В вагоне, в котором я возвращалась в Москву, оказалась группа балерин из Большого театра. В моем купе находилась молоденькая балерина Артемия Иванова с годовалой дочкой. Она была маленького роста и танцевала в балете «Аистенок». Ее провожал муж, известный летчик. Они погрузились в Лазоревском, и он проехал с нами несколько остановок. Мне все это показалось сказочным: и принцесса, и принц, и ангел с крылышками. В нашем купе все время сменялись посетители из нашего и других вагонов, навещавшие Ату. Приносили фрукты, горячую картошку, умывали и переодевали ребенка.

ВРУБЕЛЬ

Вернусь немного назад. Когда я писала эту часть, наступила очередная годовщина со дня рождения Врубеля, и я достала книгу с его картинами 1911 года издания, которую подарили папе на день рождения в 1934 году.

В это время мы жили в Ленинграде на проспекте Карла Маркса большой семьей: папа, мама, бабушка, младший папин брат Леня и я, не семья, а целое государство.

На книге была надпись от дарителей: «Поповичу старшему от Шпиро младших. Римма. Борис. 23 марта 1934 года».

В разных местах книги автографы оставили Леня, Тоня Борисевич и сам папа. На последнем форзаце они устроили настоящую переписку друг с другом.

С Борисом Бернгардовичем Шпиро папа учился в институте.
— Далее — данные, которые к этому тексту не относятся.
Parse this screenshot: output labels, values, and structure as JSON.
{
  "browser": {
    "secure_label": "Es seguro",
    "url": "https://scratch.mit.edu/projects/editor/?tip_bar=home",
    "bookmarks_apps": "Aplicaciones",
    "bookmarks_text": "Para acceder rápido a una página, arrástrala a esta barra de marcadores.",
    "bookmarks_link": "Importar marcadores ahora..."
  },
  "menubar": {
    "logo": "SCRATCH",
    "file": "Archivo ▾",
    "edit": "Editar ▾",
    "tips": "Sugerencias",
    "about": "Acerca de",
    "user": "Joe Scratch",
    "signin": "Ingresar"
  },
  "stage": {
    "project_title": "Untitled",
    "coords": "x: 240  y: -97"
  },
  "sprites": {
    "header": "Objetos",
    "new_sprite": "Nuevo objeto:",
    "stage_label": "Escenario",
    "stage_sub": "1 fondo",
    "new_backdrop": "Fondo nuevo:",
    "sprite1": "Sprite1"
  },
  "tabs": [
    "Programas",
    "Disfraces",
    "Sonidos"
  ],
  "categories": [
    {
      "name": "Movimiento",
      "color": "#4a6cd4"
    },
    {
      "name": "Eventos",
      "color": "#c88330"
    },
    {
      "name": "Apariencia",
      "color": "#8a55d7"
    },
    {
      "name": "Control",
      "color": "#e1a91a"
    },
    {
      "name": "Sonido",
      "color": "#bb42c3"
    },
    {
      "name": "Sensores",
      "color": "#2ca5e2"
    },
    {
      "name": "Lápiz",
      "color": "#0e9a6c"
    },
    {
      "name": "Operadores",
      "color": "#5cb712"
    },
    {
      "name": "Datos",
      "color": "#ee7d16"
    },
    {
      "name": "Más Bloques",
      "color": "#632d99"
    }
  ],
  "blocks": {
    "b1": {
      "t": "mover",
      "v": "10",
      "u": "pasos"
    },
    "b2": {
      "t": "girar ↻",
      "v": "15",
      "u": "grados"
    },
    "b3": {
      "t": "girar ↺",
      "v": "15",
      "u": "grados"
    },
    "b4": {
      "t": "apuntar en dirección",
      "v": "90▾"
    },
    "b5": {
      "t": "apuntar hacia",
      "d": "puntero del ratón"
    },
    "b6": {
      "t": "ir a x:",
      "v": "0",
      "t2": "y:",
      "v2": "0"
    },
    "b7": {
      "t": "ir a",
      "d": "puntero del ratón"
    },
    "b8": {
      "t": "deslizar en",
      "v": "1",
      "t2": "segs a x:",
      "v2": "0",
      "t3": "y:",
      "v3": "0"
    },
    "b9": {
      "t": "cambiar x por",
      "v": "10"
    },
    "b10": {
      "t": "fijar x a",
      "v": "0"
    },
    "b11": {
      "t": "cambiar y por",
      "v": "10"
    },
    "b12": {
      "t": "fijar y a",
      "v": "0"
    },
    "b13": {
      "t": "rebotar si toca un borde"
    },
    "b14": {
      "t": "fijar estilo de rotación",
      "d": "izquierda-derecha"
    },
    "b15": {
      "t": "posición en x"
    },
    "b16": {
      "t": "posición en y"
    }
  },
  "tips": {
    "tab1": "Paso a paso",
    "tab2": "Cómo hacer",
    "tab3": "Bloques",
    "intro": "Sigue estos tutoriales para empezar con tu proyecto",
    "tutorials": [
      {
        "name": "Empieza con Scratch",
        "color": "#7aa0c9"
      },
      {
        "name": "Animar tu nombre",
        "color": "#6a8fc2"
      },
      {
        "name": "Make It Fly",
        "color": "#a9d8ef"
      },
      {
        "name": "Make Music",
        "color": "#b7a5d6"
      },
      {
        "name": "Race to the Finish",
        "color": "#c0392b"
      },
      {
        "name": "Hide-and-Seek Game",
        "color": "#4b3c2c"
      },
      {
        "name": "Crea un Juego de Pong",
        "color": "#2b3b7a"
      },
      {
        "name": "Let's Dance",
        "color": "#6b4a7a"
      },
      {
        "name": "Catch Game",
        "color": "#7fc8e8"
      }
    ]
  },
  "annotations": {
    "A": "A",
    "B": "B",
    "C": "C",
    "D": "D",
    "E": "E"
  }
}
Его старшего брата расстреляли во время НЭПа. Он будучи комиссаром влюбился в девушку из кафе-шантана и истратил казенные деньги. И Борису досталась двойная любовь родителей. С их одобрения он женился на красивой и энергичной женщине – Римме. Она часто приходила к нашей бабушке жаловаться на Бориса. Я занимала в бабушкиной комнате место на сундуке. Римма снимала обручальное кольцо из двух половинок, змейкой, снимала янтарные бусы, и все украшения я немедленно напяливала на себя. После войны они развелись, Борис уехал в Москву, и Римма вышла замуж за капитана дальнего плавания.